Trying to learn how to translate from the human translation examples.
From professional translators, enterprises, web pages and freely available translation repositories.
bu seviyedeki gerekliliklerin, stajyer öğretmenlerce öğretmenlik yeterliliğine sahip olabilmek için edinilmesi gerekmektedir.
les pairs ne travaillent pas dans l’établissement/le programme évalué.
Last Update: 2014-02-06
Usage Frequency: 1
Quality:
karmaşık doğal sistemlerin dinamiklerine ayak uydurmaya yardımcı olabilmek amacıyla, tedbirveönlemprensipleri ab antlaşması’na konmuştur.
•consommation durable, alimentation, logement et mobilité.
Last Update: 2014-02-06
Usage Frequency: 1
Quality:
opera e-posta istemcisi devre dışı. bildirimlere üye olabilmek için e-posta istemcisini etkinleştirmelisiniz.
le client opera mail est désactivé. il doit être activé pour s'abonner aux flux.
Last Update: 2017-03-08
Usage Frequency: 1
Quality:
pavlus, asya İlinde vakit kaybetmemek için efese uğramamaya karar vermişti. pentikost günü yeruşalimde olabilmek umuduyla acele ediyordu.

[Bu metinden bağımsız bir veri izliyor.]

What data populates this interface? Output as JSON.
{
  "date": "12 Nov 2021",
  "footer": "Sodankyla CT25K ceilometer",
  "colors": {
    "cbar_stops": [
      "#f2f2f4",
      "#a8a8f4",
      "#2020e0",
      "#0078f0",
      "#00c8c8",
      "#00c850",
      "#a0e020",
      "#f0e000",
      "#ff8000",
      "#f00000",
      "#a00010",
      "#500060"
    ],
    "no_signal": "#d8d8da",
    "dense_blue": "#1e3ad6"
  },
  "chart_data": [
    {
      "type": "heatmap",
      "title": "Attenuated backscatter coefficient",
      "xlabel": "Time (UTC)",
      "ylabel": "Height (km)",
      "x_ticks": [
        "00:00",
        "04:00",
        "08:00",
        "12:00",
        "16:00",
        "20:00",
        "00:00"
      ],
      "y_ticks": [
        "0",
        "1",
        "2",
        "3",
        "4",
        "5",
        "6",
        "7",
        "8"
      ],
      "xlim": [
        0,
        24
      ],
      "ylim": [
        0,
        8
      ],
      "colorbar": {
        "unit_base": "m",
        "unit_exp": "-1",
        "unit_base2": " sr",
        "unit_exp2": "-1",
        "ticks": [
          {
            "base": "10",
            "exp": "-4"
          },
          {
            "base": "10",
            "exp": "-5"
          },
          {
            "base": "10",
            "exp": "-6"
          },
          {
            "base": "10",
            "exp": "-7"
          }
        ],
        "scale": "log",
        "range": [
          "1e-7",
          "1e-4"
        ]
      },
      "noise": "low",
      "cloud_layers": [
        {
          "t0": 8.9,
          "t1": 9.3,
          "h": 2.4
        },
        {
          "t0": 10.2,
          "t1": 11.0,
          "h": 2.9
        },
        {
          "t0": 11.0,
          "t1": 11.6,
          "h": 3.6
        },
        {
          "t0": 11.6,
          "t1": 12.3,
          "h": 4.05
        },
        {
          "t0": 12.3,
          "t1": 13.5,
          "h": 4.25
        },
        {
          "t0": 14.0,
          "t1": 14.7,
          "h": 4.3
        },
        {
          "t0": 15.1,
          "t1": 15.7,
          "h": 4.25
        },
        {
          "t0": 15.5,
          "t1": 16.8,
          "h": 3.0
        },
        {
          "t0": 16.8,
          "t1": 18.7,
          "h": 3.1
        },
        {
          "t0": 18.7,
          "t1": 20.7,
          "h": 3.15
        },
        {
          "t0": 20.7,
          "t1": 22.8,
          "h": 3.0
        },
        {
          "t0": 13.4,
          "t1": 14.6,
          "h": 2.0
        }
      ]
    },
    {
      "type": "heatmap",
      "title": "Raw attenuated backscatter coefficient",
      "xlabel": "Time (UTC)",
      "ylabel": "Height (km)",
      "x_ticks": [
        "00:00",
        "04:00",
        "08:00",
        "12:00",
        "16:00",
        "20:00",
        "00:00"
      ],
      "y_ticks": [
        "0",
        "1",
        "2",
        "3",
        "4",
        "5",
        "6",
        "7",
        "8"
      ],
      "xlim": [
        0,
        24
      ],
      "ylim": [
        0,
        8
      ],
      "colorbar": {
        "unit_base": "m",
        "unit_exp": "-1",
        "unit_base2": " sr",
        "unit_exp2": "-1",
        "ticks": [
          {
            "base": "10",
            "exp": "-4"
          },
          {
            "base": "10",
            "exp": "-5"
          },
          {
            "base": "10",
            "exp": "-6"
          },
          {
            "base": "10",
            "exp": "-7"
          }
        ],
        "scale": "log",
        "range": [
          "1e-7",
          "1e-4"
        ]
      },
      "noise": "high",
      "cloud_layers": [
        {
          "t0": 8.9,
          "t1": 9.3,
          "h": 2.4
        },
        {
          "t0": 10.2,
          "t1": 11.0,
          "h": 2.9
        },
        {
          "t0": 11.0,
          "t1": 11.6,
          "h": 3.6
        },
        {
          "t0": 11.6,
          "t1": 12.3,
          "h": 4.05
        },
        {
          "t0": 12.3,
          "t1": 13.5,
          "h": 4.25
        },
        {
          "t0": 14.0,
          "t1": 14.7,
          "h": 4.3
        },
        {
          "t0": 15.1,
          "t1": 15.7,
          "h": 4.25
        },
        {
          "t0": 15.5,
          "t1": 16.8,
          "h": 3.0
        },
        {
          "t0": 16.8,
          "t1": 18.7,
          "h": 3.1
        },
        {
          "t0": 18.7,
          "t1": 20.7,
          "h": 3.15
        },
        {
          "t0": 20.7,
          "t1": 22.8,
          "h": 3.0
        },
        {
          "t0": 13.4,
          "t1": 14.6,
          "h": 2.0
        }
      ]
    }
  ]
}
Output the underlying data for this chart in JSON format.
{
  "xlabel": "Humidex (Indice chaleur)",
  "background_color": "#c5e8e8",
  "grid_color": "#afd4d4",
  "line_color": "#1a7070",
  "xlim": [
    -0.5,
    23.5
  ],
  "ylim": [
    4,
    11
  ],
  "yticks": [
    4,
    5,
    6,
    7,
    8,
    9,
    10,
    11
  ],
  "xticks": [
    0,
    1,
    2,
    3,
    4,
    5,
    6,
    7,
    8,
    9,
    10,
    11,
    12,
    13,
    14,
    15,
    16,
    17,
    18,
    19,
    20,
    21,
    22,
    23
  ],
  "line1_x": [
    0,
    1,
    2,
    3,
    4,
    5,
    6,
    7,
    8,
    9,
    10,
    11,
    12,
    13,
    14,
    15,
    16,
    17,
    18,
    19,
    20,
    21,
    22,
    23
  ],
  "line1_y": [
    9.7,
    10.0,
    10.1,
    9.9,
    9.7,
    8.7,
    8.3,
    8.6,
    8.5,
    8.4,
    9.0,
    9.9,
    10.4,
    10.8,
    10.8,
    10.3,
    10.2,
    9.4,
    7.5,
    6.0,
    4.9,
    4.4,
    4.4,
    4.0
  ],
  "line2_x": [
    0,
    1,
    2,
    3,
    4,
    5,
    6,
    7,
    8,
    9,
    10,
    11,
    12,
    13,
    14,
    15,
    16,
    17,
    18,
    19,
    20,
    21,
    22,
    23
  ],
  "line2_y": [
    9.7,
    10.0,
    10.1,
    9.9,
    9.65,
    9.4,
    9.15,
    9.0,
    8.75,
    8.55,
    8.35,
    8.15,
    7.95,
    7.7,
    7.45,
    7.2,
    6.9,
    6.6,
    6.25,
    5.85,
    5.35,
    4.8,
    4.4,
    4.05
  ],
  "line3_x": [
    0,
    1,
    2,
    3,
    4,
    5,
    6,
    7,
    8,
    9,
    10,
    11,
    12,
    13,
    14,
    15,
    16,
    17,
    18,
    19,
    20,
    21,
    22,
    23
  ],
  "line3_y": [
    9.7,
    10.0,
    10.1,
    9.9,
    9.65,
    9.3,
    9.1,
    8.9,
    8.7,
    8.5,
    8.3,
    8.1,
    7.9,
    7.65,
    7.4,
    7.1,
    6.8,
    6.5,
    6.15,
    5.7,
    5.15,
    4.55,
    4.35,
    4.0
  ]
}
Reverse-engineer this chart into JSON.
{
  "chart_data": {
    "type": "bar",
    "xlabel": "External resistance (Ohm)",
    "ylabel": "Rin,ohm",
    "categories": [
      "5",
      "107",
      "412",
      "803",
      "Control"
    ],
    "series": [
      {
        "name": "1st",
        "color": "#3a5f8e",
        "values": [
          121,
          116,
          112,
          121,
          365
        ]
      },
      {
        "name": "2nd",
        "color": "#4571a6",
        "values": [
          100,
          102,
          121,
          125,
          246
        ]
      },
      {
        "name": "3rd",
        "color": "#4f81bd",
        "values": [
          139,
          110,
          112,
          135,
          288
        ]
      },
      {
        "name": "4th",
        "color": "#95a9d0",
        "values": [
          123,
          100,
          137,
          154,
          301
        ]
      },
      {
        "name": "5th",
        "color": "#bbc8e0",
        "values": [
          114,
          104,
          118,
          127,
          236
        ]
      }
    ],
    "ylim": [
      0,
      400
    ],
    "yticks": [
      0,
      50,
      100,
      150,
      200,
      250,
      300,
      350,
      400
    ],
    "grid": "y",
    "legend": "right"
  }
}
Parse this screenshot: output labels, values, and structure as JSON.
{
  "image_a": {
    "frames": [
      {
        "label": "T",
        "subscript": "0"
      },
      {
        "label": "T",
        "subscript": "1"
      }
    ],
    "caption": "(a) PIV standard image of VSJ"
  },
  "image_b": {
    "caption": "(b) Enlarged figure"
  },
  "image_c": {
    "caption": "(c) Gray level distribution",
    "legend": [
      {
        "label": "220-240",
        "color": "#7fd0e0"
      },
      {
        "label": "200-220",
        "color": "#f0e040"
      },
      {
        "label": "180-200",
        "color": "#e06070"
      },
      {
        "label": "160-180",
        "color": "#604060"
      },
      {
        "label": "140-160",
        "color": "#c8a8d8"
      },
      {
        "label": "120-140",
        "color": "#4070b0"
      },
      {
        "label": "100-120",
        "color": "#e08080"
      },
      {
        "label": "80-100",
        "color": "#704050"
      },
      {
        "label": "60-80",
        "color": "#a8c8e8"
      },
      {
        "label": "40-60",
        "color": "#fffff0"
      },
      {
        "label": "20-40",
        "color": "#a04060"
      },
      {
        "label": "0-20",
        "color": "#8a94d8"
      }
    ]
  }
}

paul avait résolu de passer devant Éphèse sans s`y arrêter, afin de ne pas perdre de temps en asie; car il se hâtait pour se trouver, si cela lui était possible, à jérusalem le jour de la pentecôte.
Last Update: 2012-05-05
Usage Frequency: 1
Quality:
yönetici haklarına sahip olabilmek için aÅaÄıdaki programları kullanın:
utiliser le programme suivant pour obtenir les permissions du superutilisateur & #160;:
Last Update: 2011-10-23
Usage Frequency: 1
Quality:
Warning: Contains invisible HTML formatting
davutla adamları gidip iki yüz filistli öldürdüler. kralın damadı olabilmek için davut, öldürülen filistlilerin sünnet derilerini tam tamına getirip krala sundu. saul da buna karşılık kızı mikalı eş olarak ona verdi.
avant le terme fixé, david se leva, partit avec ses gens, et tua deux cents hommes parmi les philistins; il apporta leurs prépuces, et en livra au roi le nombre complet, afin de devenir gendre du roi. alors saül lui donna pour femme mical, sa fille.
Last Update: 2012-05-05
Usage Frequency: 1
Quality:
rekabet, etkin olabilmek için, pazarın birbirinden bağımsız ve herbiri diğerlerininuyguladığı rekabetçi baskıya tabi olan sağlayıcılardan oluştuğunu varsayar.sağlayıcıların pazara böylesi bir baskıyı uygulayabilmeleri için, rekabet yasası,rekabeti azaltan anlaşma ve uygulamaları yasaklar.
pour être efficace, le jeu de la concurrence suppose que le marché soit constituéd’offreurs indépendantsles uns des autres, chacun d’entre eux demeurant
Last Update: 2014-02-06
Usage Frequency: 1
Quality:
akreditasyon yenileme usullerinin bulunduğu ülkelerde, dış değerlendirme bulguları nedeniyle program veya kurumların akreditasyon yenileme taleplerinin reddedilmesi halinde, bu kararın bu program veya kurumlara sağlanan kamu finansmanı üzerinde de etkisi olabilmektedir.
dans les pays où des procédures de (ré)accréditation existent, si les résultats de l’évaluation externe conduisent à refuser le renouvellement de l’accréditation d’un programme ou d’un établissement, cette décision peut avoir un impact sur les financements publics qui lui sont octroyés.